Abstract
In order to observe the effects of Nicotine and NNK on cultured human gingival fibroblast, several factors were examined including mutagenicity, the number of cells attached culture plate surface through MTT test, the abundance of collagen & collagenase in mRNA level and collagenolytic activity in extracellular matrix.
The results were as follows;
1. Regardless of the co-existence of S9, Nicotine did not show the mutagenicity by itself and NNK by itself showd the same result; However, dose related mutagenicity was shown in NNK with S9.
2. The number of fibroblasts attached cultured plate surface was measured by MTT procedure. The number of cells in Non-smokers increased at all time periods as compared to those of smoker.
3. Non-smoker's fibroblast treated by NNK or Nicotine was dose-dependently decreased in the number of cells when compared to untreated control. In higher dose, Nicotine showed the cellular toxicity , but NNK did not.

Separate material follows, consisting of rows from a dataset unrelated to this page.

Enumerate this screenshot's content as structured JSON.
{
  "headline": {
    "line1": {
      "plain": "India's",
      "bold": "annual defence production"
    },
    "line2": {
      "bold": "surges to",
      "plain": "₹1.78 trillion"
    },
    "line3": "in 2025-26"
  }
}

4. No change in the abundance of mRNA for proalpha1 and proalpha2 was shown in Nicotine treated group but in gingival fibroblasts following treatment with NNK, the abundance of mRNA for proalpha1, but not proalpha2 collagen was decreased.
5. The abundance of mRNA for collagenase was decreased when NNK was treated but no change occurred in Nicotine treated group.
6. The effect of NNK and Nicotine in collagenolytic activity showed that ,collagenase activity exclusively react to type I collagen, was increased in both group, but gelatinase exclusively react to type IV collagen was not influenced at all.
Collagenase activity of smoker's fibroblast was also increased as much as Nicotine and NNK group.
The findings suggest that both of Nicotine and NNK lead gingival fibroblast to decrease in the abundance of collagen. And it seems to be that Nicotine and NNK have independent pathway toward the gingival fibroblast.